Do you need an Apple Watch? Of course you don't. No one does, really.
But as John Gruber suggests, that may not be the right question. In his mind, the only relevant question is one of desire: "The right question is simply 'Do you want one?'"
While I think this line of reasoning is generally correct, a quick look at tablet sales indicates that it's incomplete. Early iPad sales were driven primarily by desire, not need. Now that market is dwindling.
So the real question for the Apple Watch's long-term prospects, then, is whether the Apple Watch is more like the iPad or the iPhone. Only one of those is a long-term winning bet.
A fine something that nobody needs
Remember how ebullient Apple was at the iPad launch? It was the greatest thing ever. Not merely a portable computer, Steve Jobs sold the iPad as a "magical and revolutionary device."
And guess what? We bought it.
I didn't even like it (much preferring my Amazon Kindle for reading, the only particularly useful reason for me to have a tablet), but bought two. As Gruber says, I didn't need one, but I wanted one.
So did you. Millions of iPads flew off the shelves. Apple touted the burgeoning apps built especially for it, and the ever-growing developer ecosystem around it.
That was then, this is now.
Today, the iPad continues to sell, but it's clearly not magical and, frankly, it's not really revolutionary, either — it's just an in-between device that isn't small enough to be a phone or big enough to replace a laptop. And sales across the industry show this, as IDC data shows.
Those aren't the kind of numbers that Apple is used to generating. Apple has been growing market share in smartphones and laptops of late, but a 22.9% decline in iPad shipments? Ouch.
Gruber notes that criticism of the iPad was misguided at launch because people mistakenly asked if there was a need for one: "The right question was 'Why would someone who has a phone and laptop also want an iPad?'"
Answer: They don't, and that's why the iPad's sales are slumping.
Apple CEO Tim Cook says it's because iPad sales have been cannibalized by the MacBook Air (the best computer I've ever owned, and I have a few of these) and the larger iPhone 6 (also exceptional). He's probably right, but implicit in this cannibalization is a very real fact:
Very few people need an iPad. It doesn't really solve any particular problem well that isn't more conveniently tackled by an iPhone or a MacBook.
Which brings us to the Apple Watch.
Neither iFish nor iFowl?
It's possible that the Apple Watch fulfills some need particularly well, and will thrive long term (there's little doubt that it will sell well in the short term, if for no other reason than Apple's marketing prowess ensures big launches). There are some apps — like Uber — that feel like they fit perfectly on a wrist. Ditto my Marriott app, a food delivery app, etc. You know, things that rely on location and time-specific notifications that take up little room but are more conveniently accessed at a glance.
Do I really need to check the status of my pizza at a glance on my watch instead of my iPhone? No, of course not. But there's enough of a need to justify my want. Mere desire isn't going to get me to buy an Apple Watch more than once.

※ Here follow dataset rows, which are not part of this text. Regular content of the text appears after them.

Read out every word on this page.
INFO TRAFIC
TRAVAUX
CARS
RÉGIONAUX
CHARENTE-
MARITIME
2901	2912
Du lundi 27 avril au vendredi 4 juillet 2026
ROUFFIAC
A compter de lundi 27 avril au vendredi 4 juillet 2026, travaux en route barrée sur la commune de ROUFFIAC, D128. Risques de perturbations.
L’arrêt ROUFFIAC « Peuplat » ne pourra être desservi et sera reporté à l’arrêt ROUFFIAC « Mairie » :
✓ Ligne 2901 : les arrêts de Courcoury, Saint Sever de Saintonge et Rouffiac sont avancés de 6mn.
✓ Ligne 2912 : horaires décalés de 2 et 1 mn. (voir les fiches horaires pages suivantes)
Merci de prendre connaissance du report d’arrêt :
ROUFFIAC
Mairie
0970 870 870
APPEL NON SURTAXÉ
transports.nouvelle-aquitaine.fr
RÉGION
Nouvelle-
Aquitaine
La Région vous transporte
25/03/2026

Apple has been heavily investing in Siri (using open source Apache Mesos) to improve its cloud services like Siri that feed Apple Watch. That should continue to tip the scale on the need/want scale in favor of purchase.
The point is, there can't simply be want, or you get the disappointing iPad. There must be a certain level of need — generated by the device filling at least one job particularly well for an individual — to justify paying for the want.
For me, that need/want scale will tip for the Apple Watch when it has GPS baked in, so that I can use it to accurately track distances while listening to my music. I currently solve this use case with an iPod, Garmin watch, and also have a heart-rate monitor. Once the Apple Watch can take care of all three, I'm sold, and I'm somewhat price insensitive.
For you, it will be some different combination that pushes you over the line. But there is no sustainable market for a non-luxury item that can't also satisfy real needs. Not for the Apple Watch, anyway.
So, again, the question: Is this an iPad-like product or an iPhone-like product? I suspect it's more iPad today, but will become more iPhone. We'll see.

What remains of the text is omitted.